Seller does not assume liability for the infringement of any method and/or process patent or copyright.
PACKAGING AND SHIPMENT: Seller’s products will be packaged in accordance with standard commercial practices for domestic and international shipments. Buyer will pay all shipping charges. In the absence of specific instructions, Seller will select the carrier. When applicable, Buyer shall obtain insurance. The Buyer is 100% liable for shipping damage.
GOVERNING LAW: In the event the sale of Signs to Buyer is subject to the United Nations Convention on Contracts for the International Sale of Goods (“CISG”), the CISG will apply provided however these Terms and Conditions of Sale will prevail over any conflicting provisions of the CISG. In the event the CISG does not apply, the contract for the sale and purchase of Seller’s product shall be construed under and governed by the law of the State of California.
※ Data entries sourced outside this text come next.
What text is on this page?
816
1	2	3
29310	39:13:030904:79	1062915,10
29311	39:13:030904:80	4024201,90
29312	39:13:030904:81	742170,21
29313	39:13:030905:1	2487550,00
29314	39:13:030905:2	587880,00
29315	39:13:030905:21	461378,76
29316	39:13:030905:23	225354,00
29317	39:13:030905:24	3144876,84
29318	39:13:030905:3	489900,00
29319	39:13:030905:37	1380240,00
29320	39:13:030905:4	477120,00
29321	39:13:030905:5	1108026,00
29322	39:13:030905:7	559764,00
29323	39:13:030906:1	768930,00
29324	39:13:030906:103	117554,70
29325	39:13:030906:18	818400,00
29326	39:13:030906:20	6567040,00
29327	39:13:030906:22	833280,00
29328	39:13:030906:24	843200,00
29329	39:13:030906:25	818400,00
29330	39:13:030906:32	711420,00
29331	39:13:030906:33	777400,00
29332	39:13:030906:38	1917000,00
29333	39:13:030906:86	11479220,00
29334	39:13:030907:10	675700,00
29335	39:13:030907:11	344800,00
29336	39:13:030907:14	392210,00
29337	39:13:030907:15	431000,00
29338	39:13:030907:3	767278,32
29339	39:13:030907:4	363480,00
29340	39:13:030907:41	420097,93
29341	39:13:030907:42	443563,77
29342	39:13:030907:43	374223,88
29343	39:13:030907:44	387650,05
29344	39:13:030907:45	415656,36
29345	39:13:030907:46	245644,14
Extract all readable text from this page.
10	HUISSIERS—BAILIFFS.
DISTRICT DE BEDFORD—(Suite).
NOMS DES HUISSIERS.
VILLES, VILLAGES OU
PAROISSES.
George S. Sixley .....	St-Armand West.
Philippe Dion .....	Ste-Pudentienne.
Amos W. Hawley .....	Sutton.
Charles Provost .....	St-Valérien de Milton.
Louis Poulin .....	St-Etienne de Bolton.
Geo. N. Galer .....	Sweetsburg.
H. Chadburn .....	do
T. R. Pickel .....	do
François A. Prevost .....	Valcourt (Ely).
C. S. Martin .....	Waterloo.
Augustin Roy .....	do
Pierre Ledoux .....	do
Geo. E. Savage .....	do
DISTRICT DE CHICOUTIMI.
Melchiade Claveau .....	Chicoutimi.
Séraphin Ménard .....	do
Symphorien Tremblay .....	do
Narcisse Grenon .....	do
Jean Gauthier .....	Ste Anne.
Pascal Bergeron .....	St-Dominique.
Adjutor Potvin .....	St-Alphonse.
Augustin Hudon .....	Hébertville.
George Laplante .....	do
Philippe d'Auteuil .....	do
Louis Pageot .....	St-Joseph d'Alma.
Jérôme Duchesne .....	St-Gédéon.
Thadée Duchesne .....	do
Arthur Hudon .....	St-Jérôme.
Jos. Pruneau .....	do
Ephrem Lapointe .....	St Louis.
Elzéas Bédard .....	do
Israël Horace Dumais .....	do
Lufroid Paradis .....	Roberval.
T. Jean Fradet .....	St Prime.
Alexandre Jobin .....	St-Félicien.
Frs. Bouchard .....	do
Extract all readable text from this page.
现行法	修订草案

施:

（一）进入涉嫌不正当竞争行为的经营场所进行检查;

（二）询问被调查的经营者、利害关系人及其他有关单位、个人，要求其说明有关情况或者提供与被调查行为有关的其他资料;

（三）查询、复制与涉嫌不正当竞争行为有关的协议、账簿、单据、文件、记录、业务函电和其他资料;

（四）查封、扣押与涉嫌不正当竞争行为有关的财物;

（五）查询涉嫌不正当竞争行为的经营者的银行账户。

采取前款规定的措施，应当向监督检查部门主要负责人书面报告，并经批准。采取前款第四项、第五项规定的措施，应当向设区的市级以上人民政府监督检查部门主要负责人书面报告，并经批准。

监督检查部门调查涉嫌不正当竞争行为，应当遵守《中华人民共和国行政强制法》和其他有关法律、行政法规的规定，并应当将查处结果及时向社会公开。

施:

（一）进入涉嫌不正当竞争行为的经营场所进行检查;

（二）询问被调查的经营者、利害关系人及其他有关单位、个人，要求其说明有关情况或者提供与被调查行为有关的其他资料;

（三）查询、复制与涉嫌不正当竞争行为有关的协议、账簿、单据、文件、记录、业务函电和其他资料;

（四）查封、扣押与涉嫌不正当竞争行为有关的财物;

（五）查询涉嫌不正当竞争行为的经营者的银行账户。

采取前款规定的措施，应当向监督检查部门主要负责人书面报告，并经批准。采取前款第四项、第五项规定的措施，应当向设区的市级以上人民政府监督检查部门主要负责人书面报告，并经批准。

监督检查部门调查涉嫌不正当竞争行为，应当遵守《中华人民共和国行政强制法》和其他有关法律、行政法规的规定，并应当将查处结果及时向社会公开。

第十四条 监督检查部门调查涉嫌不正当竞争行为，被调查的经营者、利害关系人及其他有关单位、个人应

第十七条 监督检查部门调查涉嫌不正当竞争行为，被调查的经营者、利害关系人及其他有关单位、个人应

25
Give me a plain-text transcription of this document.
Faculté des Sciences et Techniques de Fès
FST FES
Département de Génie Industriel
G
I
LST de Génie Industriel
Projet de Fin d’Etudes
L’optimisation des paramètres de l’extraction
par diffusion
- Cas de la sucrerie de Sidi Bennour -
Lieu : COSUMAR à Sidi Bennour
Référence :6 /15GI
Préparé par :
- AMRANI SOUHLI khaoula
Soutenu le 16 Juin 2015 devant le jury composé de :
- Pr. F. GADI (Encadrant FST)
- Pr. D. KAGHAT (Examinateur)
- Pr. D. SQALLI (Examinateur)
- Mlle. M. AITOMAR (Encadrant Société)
COMPLETE AGREEMENT: The contract incorporating these General Conditions of Sale is the complete, final, and exclusive statement of the agreement between Buyer and Seller. The entire scope of the work is contained within the Quotation (then the Order and Invoice) Any prior or contemporaneous agreements, understandings, and representations, whether oral or written, are merged herein. These General Conditions of Sale shall not be varied, supplemented, qualified, or interpreted by any prior course of dealings between the parties or by custom or usage of trade. No modifications or additions to said contract will be binding upon Seller unless in writing and signed by an authorized representative of Seller.